The storms fired up around 9:30 p.m. Tuesday in central Indiana, prompting one severe thunderstorm warning for parts of Marion, Johnson and Shelby counties. Many areas saw quick downpours of rain, heavy lightning and even some small hail.
Fair fans left the Indiana State Fair early Wednesday night, after a brief thunderstorm crossed over the fairgrounds.
The fair's operations center began warning staff about approaching bad weather as early as 7:30 p.m. After 9:00, when the National Weather Service issued the severe thunderstorm warning for Marion County, the fair made announcements that guests should seek shelter in secure buildings. Some of those buildings are normally closed and locked at 9:00, but after the warning, the operations center ordered them unlocked to give people a place to hide out.

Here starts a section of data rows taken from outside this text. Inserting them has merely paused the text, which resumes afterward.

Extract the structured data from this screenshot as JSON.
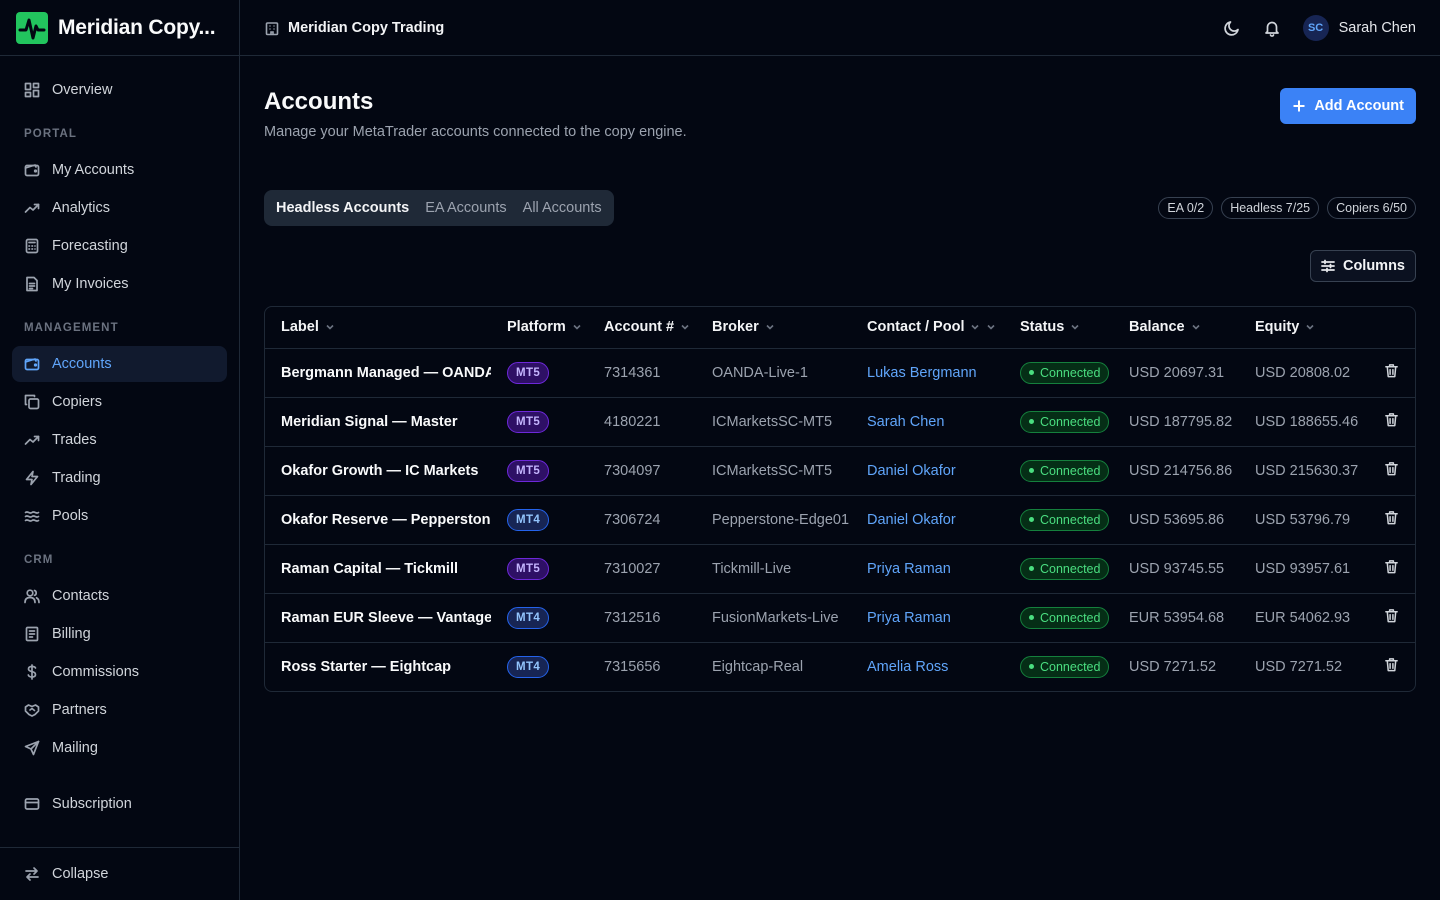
{
  "brand": {
    "name": "Meridian Copy...",
    "accent": "#22c55e"
  },
  "sidebar": {
    "overview": "Overview",
    "sections": {
      "portal": "PORTAL",
      "management": "MANAGEMENT",
      "crm": "CRM"
    },
    "portal_items": [
      {
        "label": "My Accounts",
        "icon": "wallet-icon"
      },
      {
        "label": "Analytics",
        "icon": "trend-icon"
      },
      {
        "label": "Forecasting",
        "icon": "calculator-icon"
      },
      {
        "label": "My Invoices",
        "icon": "file-icon"
      }
    ],
    "management_items": [
      {
        "label": "Accounts",
        "icon": "wallet-icon",
        "active": true
      },
      {
        "label": "Copiers",
        "icon": "copy-icon"
      },
      {
        "label": "Trades",
        "icon": "trend-icon"
      },
      {
        "label": "Trading",
        "icon": "bolt-icon"
      },
      {
        "label": "Pools",
        "icon": "waves-icon"
      }
    ],
    "crm_items": [
      {
        "label": "Contacts",
        "icon": "users-icon"
      },
      {
        "label": "Billing",
        "icon": "receipt-icon"
      },
      {
        "label": "Commissions",
        "icon": "dollar-icon"
      },
      {
        "label": "Partners",
        "icon": "handshake-icon"
      },
      {
        "label": "Mailing",
        "icon": "send-icon"
      }
    ],
    "subscription": "Subscription",
    "collapse": "Collapse"
  },
  "topbar": {
    "title": "Meridian Copy Trading",
    "user_initials": "SC",
    "user_name": "Sarah Chen"
  },
  "page": {
    "title": "Accounts",
    "subtitle": "Manage your MetaTrader accounts connected to the copy engine.",
    "add_button": "Add Account",
    "columns_button": "Columns",
    "tabs": [
      "Headless Accounts",
      "EA Accounts",
      "All Accounts"
    ],
    "active_tab": 0,
    "counters": [
      "EA 0/2",
      "Headless 7/25",
      "Copiers 6/50"
    ]
  },
  "table": {
    "headers": [
      "Label",
      "Platform",
      "Account #",
      "Broker",
      "Contact / Pool",
      "Status",
      "Balance",
      "Equity"
    ],
    "rows": [
      {
        "label": "Bergmann Managed — OANDA",
        "platform": "MT5",
        "account": "7314361",
        "broker": "OANDA-Live-1",
        "contact": "Lukas Bergmann",
        "status": "Connected",
        "balance": "USD 20697.31",
        "equity": "USD 20808.02"
      },
      {
        "label": "Meridian Signal — Master",
        "platform": "MT5",
        "account": "4180221",
        "broker": "ICMarketsSC-MT5",
        "contact": "Sarah Chen",
        "status": "Connected",
        "balance": "USD 187795.82",
        "equity": "USD 188655.46"
      },
      {
        "label": "Okafor Growth — IC Markets",
        "platform": "MT5",
        "account": "7304097",
        "broker": "ICMarketsSC-MT5",
        "contact": "Daniel Okafor",
        "status": "Connected",
        "balance": "USD 214756.86",
        "equity": "USD 215630.37"
      },
      {
        "label": "Okafor Reserve — Pepperstone",
        "platform": "MT4",
        "account": "7306724",
        "broker": "Pepperstone-Edge01",
        "contact": "Daniel Okafor",
        "status": "Connected",
        "balance": "USD 53695.86",
        "equity": "USD 53796.79"
      },
      {
        "label": "Raman Capital — Tickmill",
        "platform": "MT5",
        "account": "7310027",
        "broker": "Tickmill-Live",
        "contact": "Priya Raman",
        "status": "Connected",
        "balance": "USD 93745.55",
        "equity": "USD 93957.61"
      },
      {
        "label": "Raman EUR Sleeve — Vantage",
        "platform": "MT4",
        "account": "7312516",
        "broker": "FusionMarkets-Live",
        "contact": "Priya Raman",
        "status": "Connected",
        "balance": "EUR 53954.68",
        "equity": "EUR 54062.93"
      },
      {
        "label": "Ross Starter — Eightcap",
        "platform": "MT4",
        "account": "7315656",
        "broker": "Eightcap-Real",
        "contact": "Amelia Ross",
        "status": "Connected",
        "balance": "USD 7271.52",
        "equity": "USD 7271.52"
      }
    ]
  }
}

At 12:30 p.m., IPL reported 1,200 customers in Marion County without power. About 800 of those were in the western part of the county. As many as 3,200 customers were without electricity earlier in the night.
Duke Energy only reported about 200 customers without power shortly after midnight, down from more than 1,000 at the time of the storm. That number dwindled to under 200 until the second wave of storms struck overnight.
Firefighters in Avon say a woman arriving home saw lightning strike her mobile home. She went inside to get her husband, who was sleeping, out of the home, before it was destroyed by fire. The Avon Fire Department responded to four lightning strike runs Wednesday evening, but only one resulted in a fire.